Figure 9  (click to enlarge)
Figure 9. Seasonal percent reduction of total coliforms in the constructed wetland

 

Figure 10  (click to enlarge)
Figure 10. The seasonally reduction percent of feacal coliforms

 

Solar radiation found to play a very important role in the reduction of coliforms. The correlation between Total coliforms percent reduction (y) and solar radiation (x) is described by the following equation:

y = 43,345 + 6,4297 * ln x (R2=0.89, p=0.05)

 

Figure 11  (click to enlarge)

Figure 11. The average monthly solar radiation vs. the percent of reduction o total coliforms in the wetland

 

Suggested literature

Broadbent, P., K.F. Baker, and Y. Waterworth. 1971. Bacteria andactinomycetes antagonistic to fungal root pathogens in Australian soils. Aust. J. Biol. Sci. 24:925-944.

Ford T.E. (ed.) 1993. Aquatic Microbiology: An ecological approach. Blackwell Scientific Publications, Boston.
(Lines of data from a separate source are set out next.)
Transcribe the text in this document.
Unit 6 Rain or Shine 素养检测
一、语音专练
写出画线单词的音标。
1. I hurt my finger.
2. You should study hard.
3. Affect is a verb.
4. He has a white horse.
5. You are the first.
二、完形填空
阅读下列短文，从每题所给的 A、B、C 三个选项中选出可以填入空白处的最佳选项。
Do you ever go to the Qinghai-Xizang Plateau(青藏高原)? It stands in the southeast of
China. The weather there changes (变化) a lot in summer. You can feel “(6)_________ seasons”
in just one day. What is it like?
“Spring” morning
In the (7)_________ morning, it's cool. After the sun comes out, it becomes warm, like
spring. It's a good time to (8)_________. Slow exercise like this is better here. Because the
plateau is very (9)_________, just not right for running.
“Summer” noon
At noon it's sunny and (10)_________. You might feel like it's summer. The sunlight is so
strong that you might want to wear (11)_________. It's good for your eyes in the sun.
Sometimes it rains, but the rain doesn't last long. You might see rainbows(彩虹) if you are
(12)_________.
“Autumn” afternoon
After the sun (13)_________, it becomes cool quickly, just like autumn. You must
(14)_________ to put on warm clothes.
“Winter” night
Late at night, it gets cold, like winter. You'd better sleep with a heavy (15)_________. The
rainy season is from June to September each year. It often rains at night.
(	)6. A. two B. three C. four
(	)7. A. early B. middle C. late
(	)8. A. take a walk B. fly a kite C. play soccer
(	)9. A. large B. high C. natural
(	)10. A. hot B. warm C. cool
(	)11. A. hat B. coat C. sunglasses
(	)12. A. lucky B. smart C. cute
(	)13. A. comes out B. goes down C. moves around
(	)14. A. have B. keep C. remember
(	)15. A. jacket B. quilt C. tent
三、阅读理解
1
Hammer D.A. (ed.). 1989. Constructed Wetlands for Wastewater Treatment, Municipal, Industrial, and Agricultural. Lewis Publishers Inc., Chelsea, Michigan.

Kadlec, R.H. and R.L. Knight. 1996. Treatment wetlands. Lewis Publishers, CRC Press, Boca Raton, Florida.

Karathanasis, A. 1995. Constructed wetlands. An Alternative for Wastewater Treatment. Department of Agronomy, University of Kentucky.

Reddy K. and W. Smith. (eds.) 1987. Aquatic Plants for Water Treatment and Resource Recovery. Magnolia Publishing Inc., Orlando, Florida.

Reed, S. C., R. Crites and E. Middle brooks. 1995. Natural systems for waste management and treatment. McGraw-Hill, Inc. United States of America.

Seidel, K. 1976. Macrophytes and water purification. Pages 109-120 in J. Tourbier and R.W. Pierson, editors. Biological Control of Water Pollution. University of Pennsylvania Press, Philadelphia, PA

Zalidis G., Sotiria Katsavouni, V. Takavakoglou, and A. Gerakis. 1998. Reduction of nutrients and organics using constructed wetlands. pp.373-382. In: Proccedings of the 7th Hellinic Soil Science Society Conference. May 27-30 1998, Agrinio, Greece (in Greek, English abstract).

Zdragas A., G. C. Zalidis, V. Takavakoglou, K. Eskridge, Sotiria Katsavouni, A. Panoras and E.T. Anastasiadis. 2002. The effect of Environmental conditions on the ability of a constructed wetland to disinfect municipal wastewaters. Environmental Management 29:510-515.